Besonders bedeutend für die begriffliche Entwicklung der „Menschlichen Sicherheit“ war der Bericht über Menschliche Entwicklung des Entwicklungsprogramms der Vereinten Nationen (Human Development Report des United Nations Development Programme, UNDP) aus dem Jahr 1994. In ihm wurden die charakteristischen Elemente der Menschlichen Sicherheit – Freiheit von Not und Freiheit von Furcht („freedom from want“ und „freedom from fear“) – festgehalten und die vormals eindimensional und staatlich begriffene Sicherheit in sieben Dimensionen der Menschlichen Sicherheit (wie wirtschaftliche Sicherheit, Ernährungssicherheit, politische Sicherheit, s. u.) aufgefächert.[1]

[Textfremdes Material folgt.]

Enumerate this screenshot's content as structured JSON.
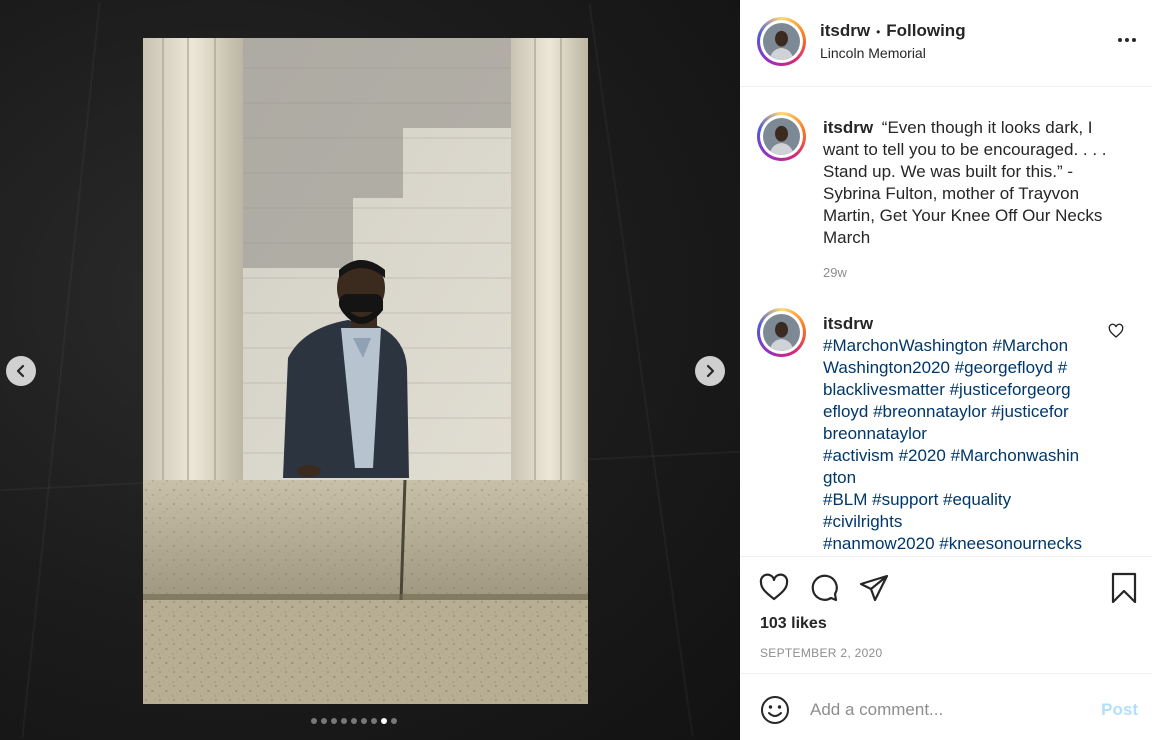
{
  "post": {
    "username": "itsdrw",
    "separator": "•",
    "follow_status": "Following",
    "location": "Lincoln Memorial"
  },
  "carousel": {
    "slide_count": 9,
    "active_index": 7
  },
  "caption": {
    "username": "itsdrw",
    "text": "“Even though it looks dark, I want to tell you to be encouraged. . . . Stand up. We was built for this.” -Sybrina Fulton, mother of Trayvon Martin, Get Your Knee Off Our Necks March",
    "time": "29w"
  },
  "comment": {
    "username": "itsdrw",
    "hashtag_lines": [
      "#MarchonWashington #Marchon",
      "Washington2020 #georgefloyd #",
      "blacklivesmatter  #justiceforgeorg",
      "efloyd #breonnataylor #justicefor",
      "breonnataylor",
      "#activism #2020 #Marchonwashin",
      "gton",
      "#BLM #support #equality",
      "#civilrights",
      "#nanmow2020 #kneesonournecks"
    ]
  },
  "engagement": {
    "likes": "103 likes",
    "date": "SEPTEMBER 2, 2020"
  },
  "add_comment": {
    "placeholder": "Add a comment...",
    "post_label": "Post"
  },
  "colors": {
    "link": "#00376b",
    "muted": "#8e8e8e",
    "post_disabled": "#b2dffc"
  },
  "icons": [
    "more-options-icon",
    "heart-icon",
    "comment-icon",
    "share-icon",
    "bookmark-icon",
    "emoji-icon",
    "chevron-left-icon",
    "chevron-right-icon"
  ]
}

Aufgrund der unterschiedlichen Sicherheitsbedrohungen in der Welt und der verschiedenen Blickrichtungen auf sie besteht eine Vielzahl an Definitionen der Menschlichen Sicherheit.[2] Diese Unbestimmtheit und die daraus resultierende Schwierigkeit der Abgrenzung sind die Schwerpunkte der Kritik der menschlichen Sicherheit.[3] Deshalb wird vorgeschlagen, „Menschliche Sicherheit“ lediglich als Bezeichnung einer breiten Forschungskategorie im Bereich der Sicherheitsstudien zu gebrauchen, die sich hauptsächlich mit nichtmilitärischen Bedrohungen der Sicherheit von Gesellschaften, Gruppen und Individuen befasst.[4] Das wiederum wird als Aufrechterhaltung einer Lücke der Menschlichen Sicherheit für den Bereich von militärischen Konflikten kritisiert.[5] Außerdem wird dem Konzept der Vorwurf der Legitimierung humanitärer Interventionen gemacht.[6] Des Weiteren fragen Kritiker, wo der Mehrwert der gutgemeinten „Versicherheitlichung“ von Gefahren liegt.[7]

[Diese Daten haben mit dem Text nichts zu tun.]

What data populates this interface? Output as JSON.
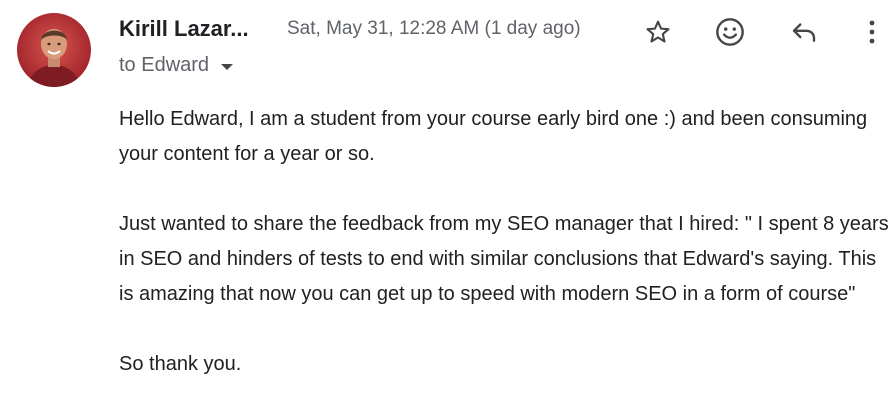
{
  "email": {
    "sender": {
      "name": "Kirill Lazar...",
      "avatar_alt": "avatar"
    },
    "date": "Sat, May 31, 12:28 AM (1 day ago)",
    "recipient_label": "to Edward",
    "actions": {
      "star": "star-icon",
      "emoji": "emoji-icon",
      "reply": "reply-icon",
      "more": "more-vert-icon"
    },
    "body": {
      "paragraphs": [
        "Hello Edward, I am a student from your course early bird one :) and been consuming your content for a year or so.",
        "Just wanted to share the feedback from my SEO manager that I hired: \" I spent 8 years in SEO and hinders of tests to end with similar conclusions that Edward's saying. This is amazing that now you can get up to speed with modern SEO in a form of course\"",
        "So thank you."
      ]
    }
  },
  "colors": {
    "text": "#202124",
    "secondary": "#5f6368",
    "icon": "#444746"
  }
}
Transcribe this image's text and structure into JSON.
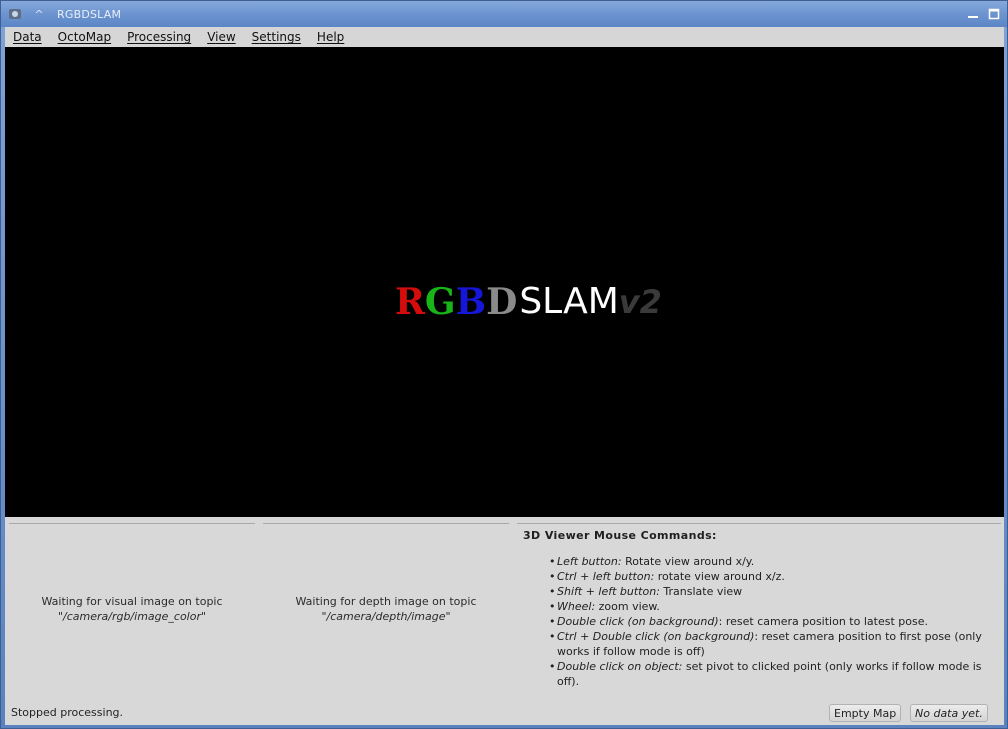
{
  "window": {
    "title": "RGBDSLAM",
    "icons": [
      "app-icon",
      "pin-icon",
      "minimize-icon",
      "maximize-icon"
    ]
  },
  "menubar": {
    "items": [
      {
        "label": "Data",
        "mnemonic": "D",
        "rest": "ata"
      },
      {
        "label": "OctoMap",
        "mnemonic": "O",
        "rest": "ctoMap"
      },
      {
        "label": "Processing",
        "mnemonic": "P",
        "rest": "rocessing"
      },
      {
        "label": "View",
        "mnemonic": "V",
        "rest": "iew"
      },
      {
        "label": "Settings",
        "mnemonic": "S",
        "rest": "ettings"
      },
      {
        "label": "Help",
        "mnemonic": "H",
        "rest": "elp"
      }
    ]
  },
  "viewer": {
    "logo": {
      "r": "R",
      "g": "G",
      "b": "B",
      "d": "D",
      "slam": "SLAM",
      "version": "v2"
    },
    "colors": {
      "r": "#d40c0c",
      "g": "#18b418",
      "b": "#1616d8",
      "d": "#8a8a8a",
      "slam": "#ffffff",
      "version": "#3a3a3a"
    }
  },
  "visual_panel": {
    "waiting": "Waiting for visual image on topic",
    "topic": "\"/camera/rgb/image_color\""
  },
  "depth_panel": {
    "waiting": "Waiting for depth image on topic",
    "topic": "\"/camera/depth/image\""
  },
  "help": {
    "title": "3D Viewer Mouse Commands:",
    "items": [
      {
        "key": "Left button:",
        "desc": " Rotate view around x/y."
      },
      {
        "key": "Ctrl + left button:",
        "desc": " rotate view around x/z."
      },
      {
        "key": "Shift + left button:",
        "desc": " Translate view"
      },
      {
        "key": "Wheel:",
        "desc": " zoom view."
      },
      {
        "key": "Double click (on background)",
        "desc": ": reset camera position to latest pose."
      },
      {
        "key": "Ctrl + Double click (on background)",
        "desc": ": reset camera position to first pose (only works if follow mode is off)"
      },
      {
        "key": "Double click on object:",
        "desc": " set pivot to clicked point (only works if follow mode is off)."
      }
    ]
  },
  "statusbar": {
    "message": "Stopped processing.",
    "map_button": "Empty Map",
    "data_status": "No data yet."
  }
}
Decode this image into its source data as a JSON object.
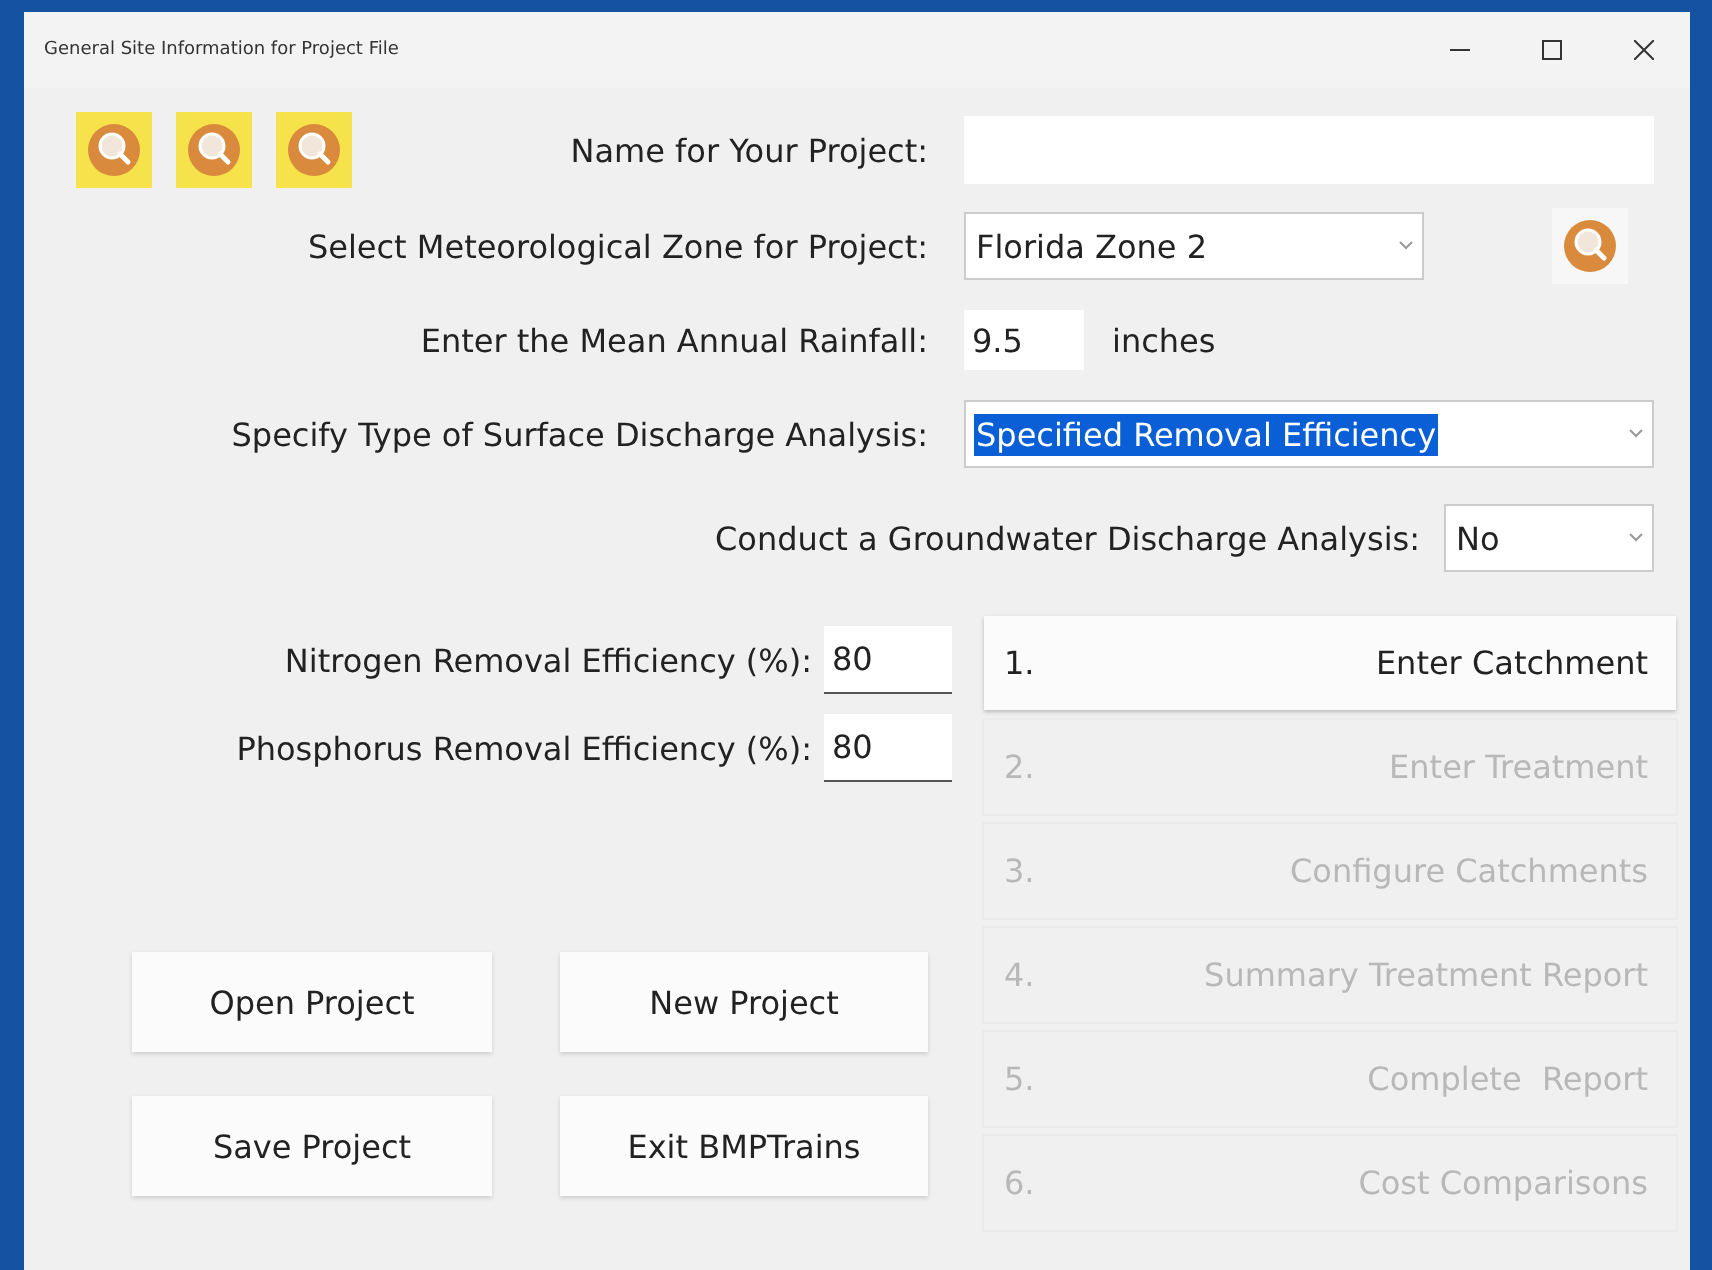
{
  "window": {
    "title": "General Site Information for Project File"
  },
  "lookup_buttons": [
    {
      "kind": "search"
    },
    {
      "kind": "search"
    },
    {
      "kind": "search"
    }
  ],
  "project_name": {
    "label": "Name for Your Project:"
  },
  "zone": {
    "label": "Select Meteorological Zone for Project:",
    "value": "Florida Zone 2"
  },
  "rainfall": {
    "label": "Enter the Mean Annual Rainfall:",
    "value": "9.5",
    "unit": "inches"
  },
  "surface_analysis": {
    "label": "Specify Type of Surface Discharge Analysis:",
    "value": "Specified Removal Efficiency",
    "selected": true
  },
  "groundwater_analysis": {
    "label": "Conduct a Groundwater Discharge Analysis:",
    "value": "No",
    "selected": false
  },
  "efficiencies": [
    {
      "label": "Nitrogen Removal Efficiency (%):",
      "value": "80"
    },
    {
      "label": "Phosphorus Removal Efficiency (%):",
      "value": "80"
    }
  ],
  "steps": [
    {
      "number": "1.",
      "label": "Enter Catchment",
      "disabled": false
    },
    {
      "number": "2.",
      "label": "Enter Treatment",
      "disabled": true
    },
    {
      "number": "3.",
      "label": "Configure Catchments",
      "disabled": true
    },
    {
      "number": "4.",
      "label": "Summary Treatment Report",
      "disabled": true
    },
    {
      "number": "5.",
      "label": "Complete  Report",
      "disabled": true
    },
    {
      "number": "6.",
      "label": "Cost Comparisons",
      "disabled": true
    }
  ],
  "project_buttons": [
    "Open Project",
    "New Project",
    "Save Project",
    "Exit BMPTrains"
  ]
}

Trotzdem genießt das Konzept u. a. seit dem Erfolg der Verabschiedung der Antipersonenminenkonvention 1997, die trotz des Widerstandes der USA und anderer Großmächte durchgesetzt wurde und als Durchbruch der Menschlichen Sicherheit gewertet wird, verstärkte Aufmerksamkeit. 2010 hat sich der VN-Generalsekretär sogar zum Mainstreaming des Konzepts der Menschlichen Sicherheit bekannt.[8] Gegen die Kritik wird eingewendet, dass nicht die Begrifflichkeiten der Menschlichen Sicherheit im Vordergrund stehen. Vielmehr soll der Vagheit des Konzeptes durch die Beschreitung seiner Zielvorgaben (Mainstreaming) entgegengewirkt werden.[9]